Saw this article about the cost of ownership issues with the new Kindle:
The Kindle DX runs you $489 as an upfront investment, and the average student spends $488 on new and used course materials a year. In a nutshell, Amazon is asking the average student to fork over more money for the Kindle and then buy the textbooks too.
Add it up and the average student is losing money on the Kindle DX in that first year. Let's say Amazon can halve your textbook costs to $250 a year–you'll still be shelling out nearly $750 in year one.
Over two years, a student will still be behind on the Kindle DX return. Going the paper route on textbooks yields a two-year cost of $976. But the Kindle still runs you $13 more over two years.
Source: With Kindle, why is Amazon blind to Wi-Fi? | Wireless – CNET News
One of the problems the article points out is the used book market and how students buy used books then sell them back since most students don’t want to keep their textbooks forever.
So here’s the solution: Work with the publishers to rent textbooks on a per-semester basis. At the end of the semester, the books expire and can’t be used.
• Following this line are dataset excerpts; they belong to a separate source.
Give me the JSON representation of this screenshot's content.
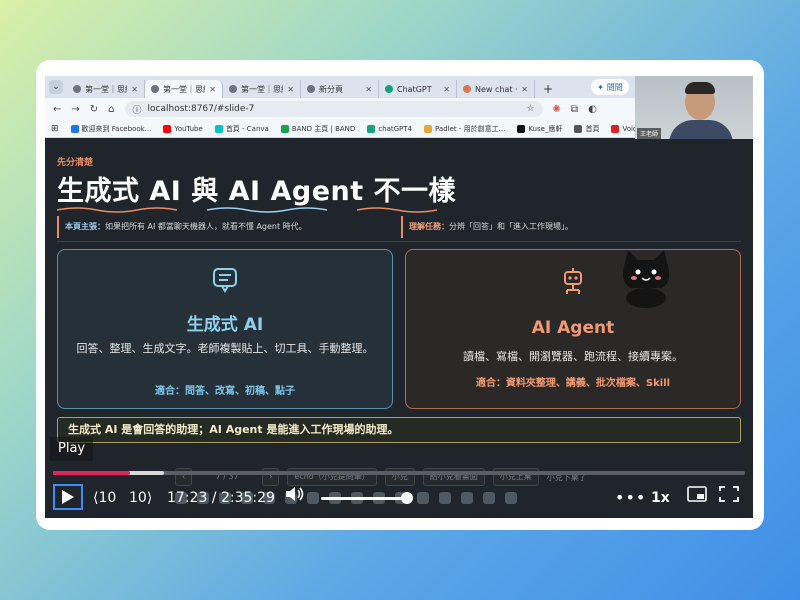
{
  "browser": {
    "tabs": [
      {
        "label": "第一堂｜思維",
        "active": false
      },
      {
        "label": "第一堂｜思維",
        "active": true
      },
      {
        "label": "第一堂｜思維",
        "active": false
      },
      {
        "label": "新分頁",
        "active": false
      },
      {
        "label": "ChatGPT",
        "active": false
      },
      {
        "label": "New chat · C",
        "active": false
      }
    ],
    "new_tab": "+",
    "gemini_label": "問問",
    "url": "localhost:8767/#slide-7",
    "bookmarks": [
      "歡迎來到 Facebook...",
      "YouTube",
      "首頁 - Canva",
      "BAND 主頁 | BAND",
      "chatGPT4",
      "Padlet - 用於創意工...",
      "Kuse_應軒",
      "首頁",
      "VoiceTube（看影"
    ]
  },
  "webcam": {
    "name_tag": "王老師"
  },
  "slide": {
    "kicker": "先分清楚",
    "title": "生成式 AI 與 AI Agent 不一樣",
    "note_left_label": "本頁主張：",
    "note_left_text": "如果把所有 AI 都當聊天機器人，就看不懂 Agent 時代。",
    "note_right_label": "理解任務：",
    "note_right_text": "分辨「回答」和「進入工作現場」。",
    "left_panel": {
      "heading": "生成式 AI",
      "body": "回答、整理、生成文字。老師複製貼上、切工具、手動整理。",
      "fit": "適合：問答、改寫、初稿、點子"
    },
    "right_panel": {
      "heading": "AI Agent",
      "body": "讀檔、寫檔、開瀏覽器、跑流程、接續專案。",
      "fit": "適合：資料夾整理、講義、批次檔案、Skill"
    },
    "summary": "生成式 AI 是會回答的助理；AI Agent 是能進入工作現場的助理。",
    "toolbar": {
      "prev": "‹",
      "page": "7 / 37",
      "next": "›",
      "echo": "echo（小克提問筆）",
      "xiaoke": "小克",
      "ask": "給小克看畫面",
      "up": "小克上桌",
      "hint": "小克下桌了"
    }
  },
  "player": {
    "tooltip": "Play",
    "rewind_label": "10",
    "forward_label": "10",
    "time": "17:23 / 2:35:29",
    "speed": "1x",
    "progress_fraction": 0.111,
    "buffered_fraction": 0.16,
    "volume_fraction": 0.95
  }
}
Done properly, this could eliminate the used textbook market, a market that publishers and authors hate because they don’t make anything from it.
I’d much rather pay $25 or $50 to rent the book for a semester than play the book buyback game. Especially since I usually lose it. For example, I bought one book for a small class that set me back $130, and they only had it new. I sold it back for $20. Net cost to me was $110. If I could have paid $75 to rent the book for the semester, I’d have done it. And sometimes the used prices are so screwy that I just buy new to begin with: When the book is $80 used (and scribbled in) or $100 new, I usually just pay full price. When I sell the book back, I usually only get back 30 to 40% of the price.
There already are some book rental services, but they require me to deal with shipping and have limited selection. E-textbook rentals could eliminate both problems. Plus, the money I’d spend on renting the textbooks would compensate authors, and not bookstores who rape me on used books.